A new digital commission by Faye Latham.
[The world...its bulb] by Faye Latham ©Faye Latham
Faye Latham is a writer and visual poet, born in North Wales and now based in the Lake District. This new piece of work, ‘[The World…its bulb]’ is an erasure and found poem made using two pages from F. S. Smythe’s A Kangchenjunga Adventure, written in 1931. The two pages sit alongside each other – the left hand side is an erasure poem and the right hand side is made through found poem techniques and the newly formed pages work together to create one poem:
“The world / is / Far away now, / strung up like a row of pendant black beads. / OR / very / close, / a / garden / shrunk into its bulb.”
Erasure poetry is quite literally the process of erasing, covering or otherwise obscuring selected words from an existing text to create a new poem from the ones left untouched.
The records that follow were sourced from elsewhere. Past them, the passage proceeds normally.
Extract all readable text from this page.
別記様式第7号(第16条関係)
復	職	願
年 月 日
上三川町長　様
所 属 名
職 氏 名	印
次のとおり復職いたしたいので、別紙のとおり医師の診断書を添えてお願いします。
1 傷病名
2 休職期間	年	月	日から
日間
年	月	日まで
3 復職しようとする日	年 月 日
Found poetry is a type of poetry created by taking words and phrases from other sources and reframing them into something new. Erasure and found poetry forms can be used as means of collaboration, or to confront the ideas expressed by another author.
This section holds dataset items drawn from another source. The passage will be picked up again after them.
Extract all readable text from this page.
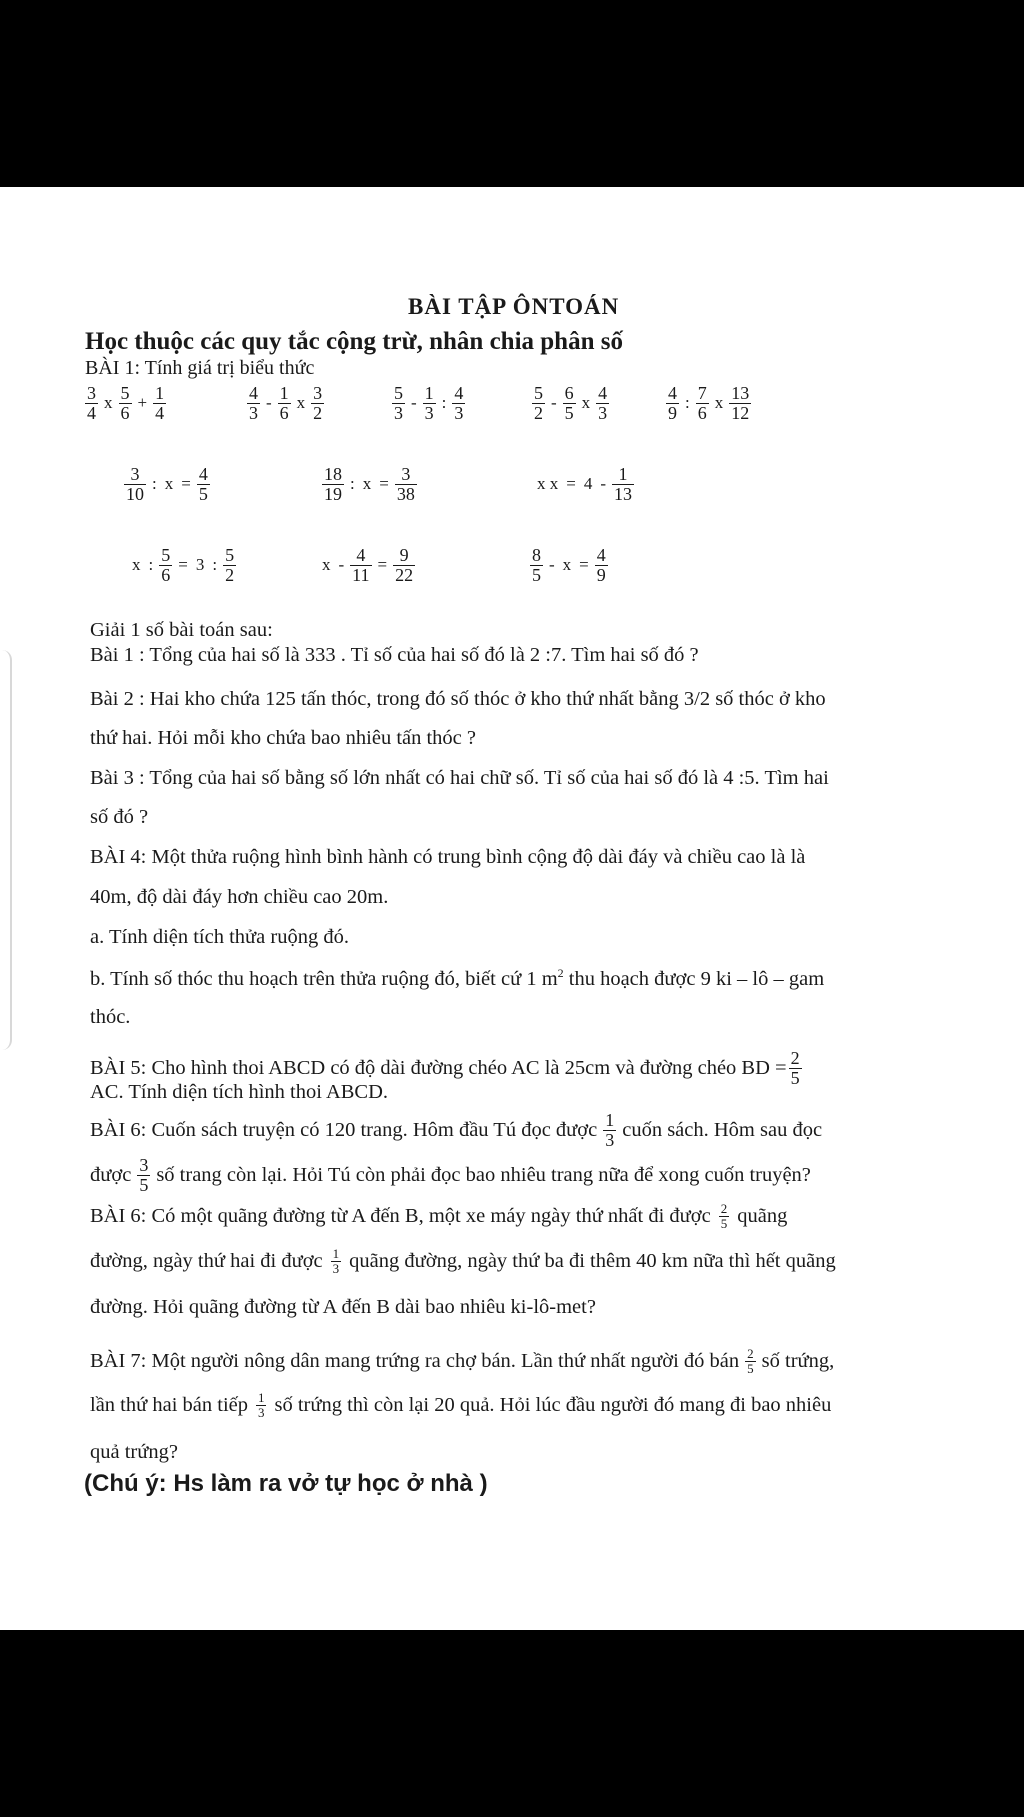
BÀI TẬP ÔNTOÁN
Học thuộc các quy tắc cộng trừ, nhân chia phân số
BÀI 1: Tính giá trị biểu thức
$\frac{3}{4}$ x $\frac{5}{6} + \frac{1}{4}$	$\frac{4}{3} - \frac{1}{6}$ x $\frac{3}{2}$	$\frac{5}{3} - \frac{1}{3}$ : $\frac{4}{3}$	$\frac{5}{2} - \frac{6}{5}$ x $\frac{4}{3}$	$\frac{4}{9}$ : $\frac{7}{6}$ x $\frac{13}{12}$
$\frac{3}{10}$ : $x = \frac{4}{5}$	$\frac{18}{19}$ : $x = \frac{3}{38}$	x $x = 4 - \frac{1}{13}$
x : $\frac{5}{6} = 3$ : $\frac{5}{2}$	$x - \frac{4}{11} = \frac{9}{22}$	$\frac{8}{5} - x = \frac{4}{9}$
Giải 1 số bài toán sau:
Bài 1 : Tổng của hai số là 333 . Tỉ số của hai số đó là 2 :7. Tìm hai số đó ?
Bài 2 : Hai kho chứa 125 tấn thóc, trong đó số thóc ở kho thứ nhất bằng 3/2 số thóc ở kho
thứ hai. Hỏi mỗi kho chứa bao nhiêu tấn thóc ?
Bài 3 : Tổng của hai số bằng số lớn nhất có hai chữ số. Tỉ số của hai số đó là 4 :5. Tìm hai
số đó ?
BÀI 4: Một thửa ruộng hình bình hành có trung bình cộng độ dài đáy và chiều cao là là
40m, độ dài đáy hơn chiều cao 20m.
a. Tính diện tích thửa ruộng đó.
b. Tính số thóc thu hoạch trên thửa ruộng đó, biết cứ 1 $m^2$ thu hoạch được 9 ki – lô – gam
thóc.
BÀI 5: Cho hình thoi ABCD có độ dài đường chéo AC là 25cm và đường chéo BD = $\frac{2}{5}$
AC. Tính diện tích hình thoi ABCD.
BÀI 6: Cuốn sách truyện có 120 trang. Hôm đầu Tú đọc được $\frac{1}{3}$ cuốn sách. Hôm sau đọc
được $\frac{3}{5}$ số trang còn lại. Hỏi Tú còn phải đọc bao nhiêu trang nữa để xong cuốn truyện?
BÀI 6: Có một quãng đường từ A đến B, một xe máy ngày thứ nhất đi được $\frac{2}{5}$ quãng
đường, ngày thứ hai đi được $\frac{1}{3}$ quãng đường, ngày thứ ba đi thêm 40 km nữa thì hết quãng
đường. Hỏi quãng đường từ A đến B dài bao nhiêu ki-lô-met?
BÀI 7: Một người nông dân mang trứng ra chợ bán. Lần thứ nhất người đó bán $\frac{2}{5}$ số trứng,
lần thứ hai bán tiếp $\frac{1}{3}$ số trứng thì còn lại 20 quả. Hỏi lúc đầu người đó mang đi bao nhiêu
quả trứng?
(Chú ý: Hs làm ra vở tự học ở nhà )
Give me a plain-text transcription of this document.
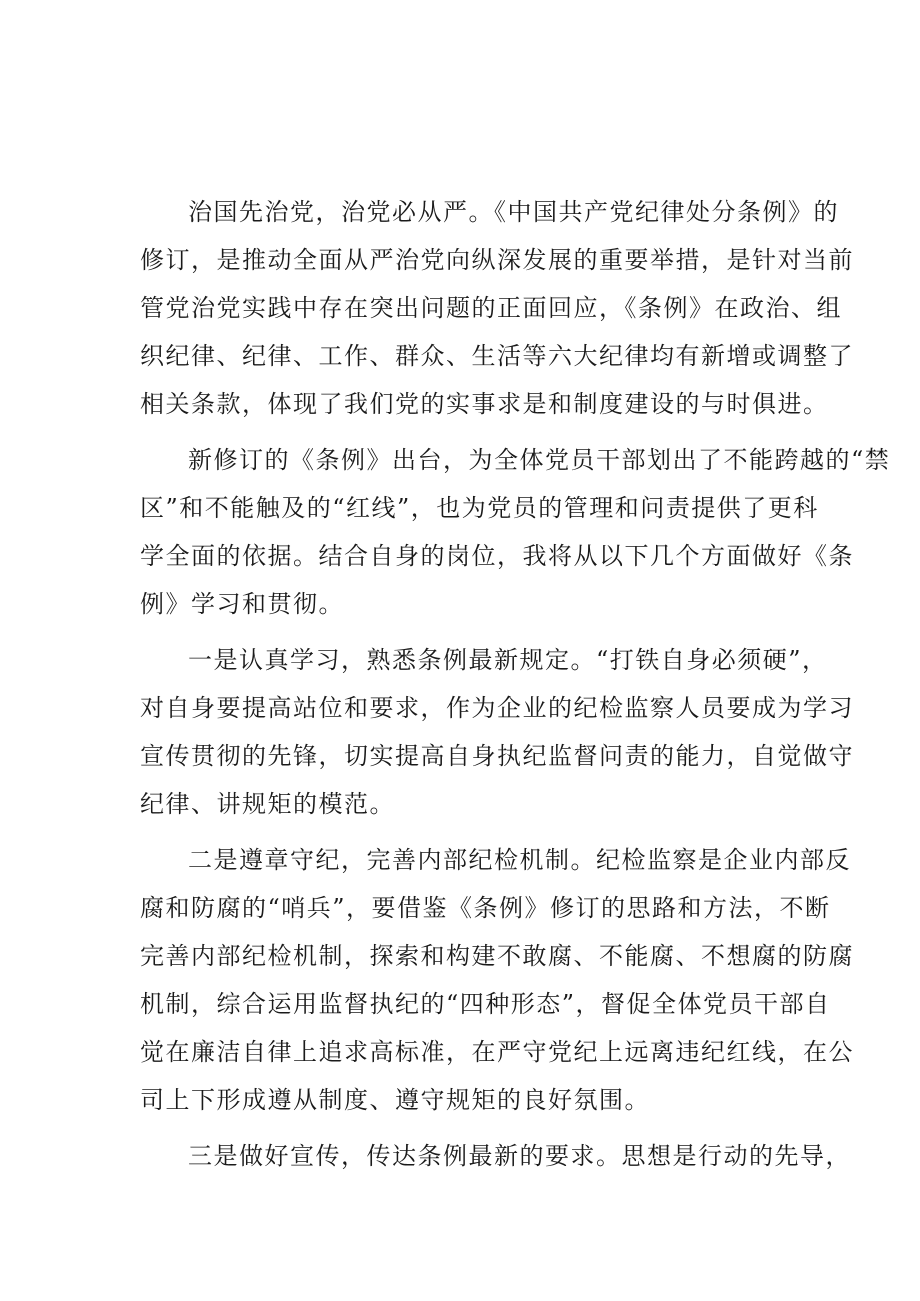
治国先治党，治党必从严。《中国共产党纪律处分条例》的
修订，是推动全面从严治党向纵深发展的重要举措，是针对当前
管党治党实践中存在突出问题的正面回应，《条例》在政治、组
织纪律、纪律、工作、群众、生活等六大纪律均有新增或调整了
相关条款，体现了我们党的实事求是和制度建设的与时俱进。

新修订的《条例》出台，为全体党员干部划出了不能跨越的“禁
区”和不能触及的“红线”，也为党员的管理和问责提供了更科
学全面的依据。结合自身的岗位，我将从以下几个方面做好《条
例》学习和贯彻。

一是认真学习，熟悉条例最新规定。“打铁自身必须硬”，
对自身要提高站位和要求，作为企业的纪检监察人员要成为学习
宣传贯彻的先锋，切实提高自身执纪监督问责的能力，自觉做守
纪律、讲规矩的模范。

二是遵章守纪，完善内部纪检机制。纪检监察是企业内部反
腐和防腐的“哨兵”，要借鉴《条例》修订的思路和方法，不断
完善内部纪检机制，探索和构建不敢腐、不能腐、不想腐的防腐
机制，综合运用监督执纪的“四种形态”，督促全体党员干部自
觉在廉洁自律上追求高标准，在严守党纪上远离违纪红线，在公
司上下形成遵从制度、遵守规矩的良好氛围。

三是做好宣传，传达条例最新的要求。思想是行动的先导，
On the left hand side, Latham has created a poem by erasing words on the page with black and white swirls. The right hand side features a found poem, where words have been selected from elsewhere in Smythe’s book and collaged into a new poem. In each case, paint, scissors and glue are used as tools of both destruction and creation and the landscape of the page is altered irrevocably.
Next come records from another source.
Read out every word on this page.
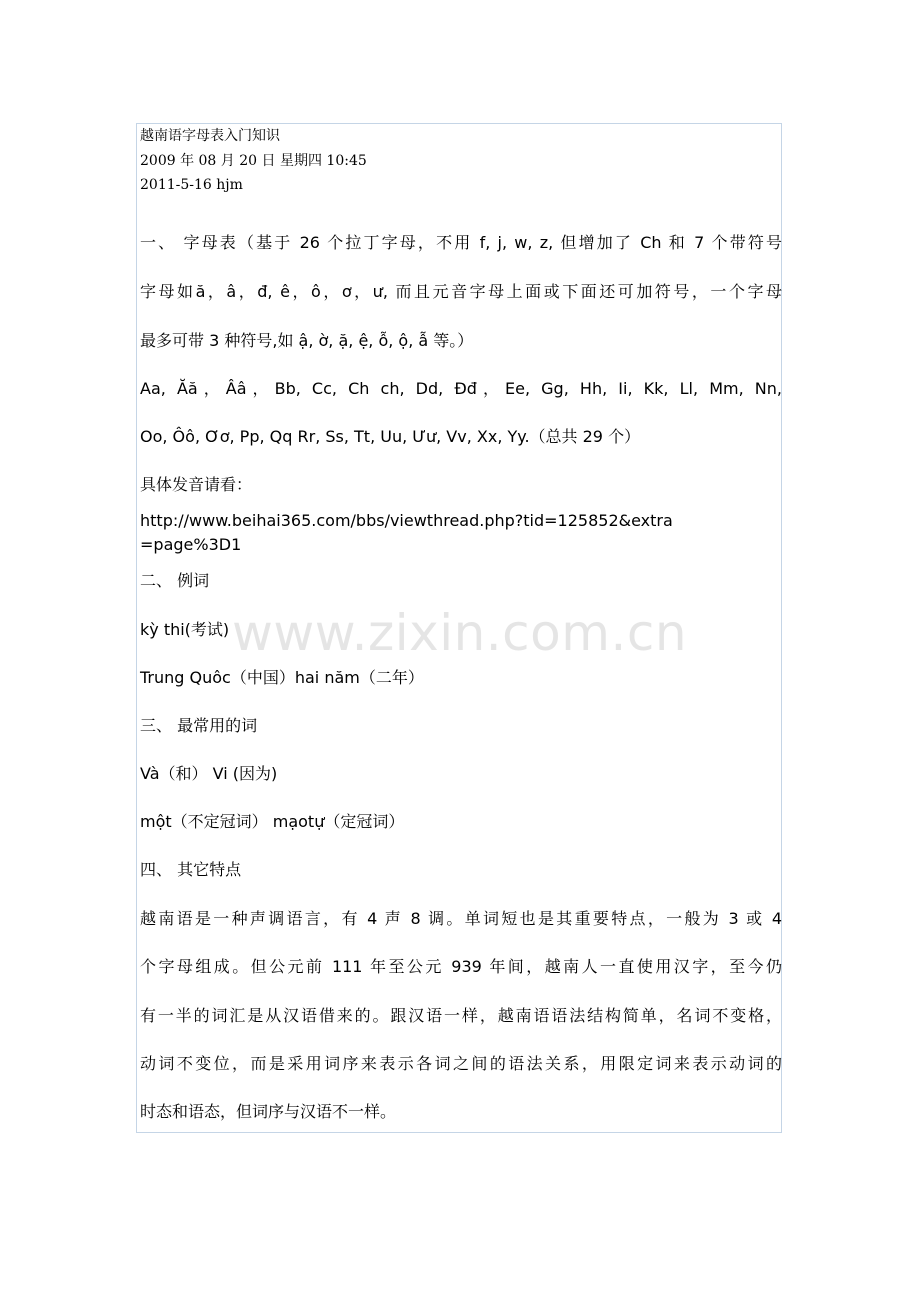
越南语字母表入门知识
2009 年 08 月 20 日 星期四 10:45
2011-5-16 hjm
一、 字母表（基于 26 个拉丁字母，不用 f, j, w, z, 但增加了 Ch 和 7 个带符号
字母如ă，â，đ, ê，ô，ơ，ư, 而且元音字母上面或下面还可加符号，一个字母
最多可带 3 种符号,如 ậ, ờ, ặ, ệ, ỗ, ộ, ẫ 等。）
Aa, Ăă，Ââ，Bb, Cc, Ch ch, Dd, Đđ，Ee, Gg, Hh, Ii, Kk, Ll, Mm, Nn,
Oo, Ôô, Ơơ, Pp, Qq Rr, Ss, Tt, Uu, Ưư, Vv, Xx, Yy.（总共 29 个）
具体发音请看：
http://www.beihai365.com/bbs/viewthread.php?tid=125852&extra
=page%3D1
二、 例词
kỳ thi(考试)
Trung Quôc（中国）hai năm（二年）
三、 最常用的词
Và（和） Vi (因为)
một（不定冠词） mạotự（定冠词）
四、 其它特点
越南语是一种声调语言，有 4 声 8 调。单词短也是其重要特点，一般为 3 或 4
个字母组成。但公元前 111 年至公元 939 年间，越南人一直使用汉字，至今仍
有一半的词汇是从汉语借来的。跟汉语一样，越南语语法结构简单，名词不变格，
动词不变位，而是采用词序来表示各词之间的语法关系，用限定词来表示动词的
时态和语态，但词序与汉语不一样。
www.zixin.com.cn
Latham’s debut poetry collection, British Mountaineers, was shortlisted for the 2023 Boardman Tasker Award for Mountain Literature and contains over 60 erasure poems and explores the history of mountaineering as well as gender and politics. Latham is currently working on new visual poetry made using A Kangchenjunga Adventure, to explore the environmental implications of erasure. Alongside this, she is re-writing the myth of Blodeuwedd as an epic poem.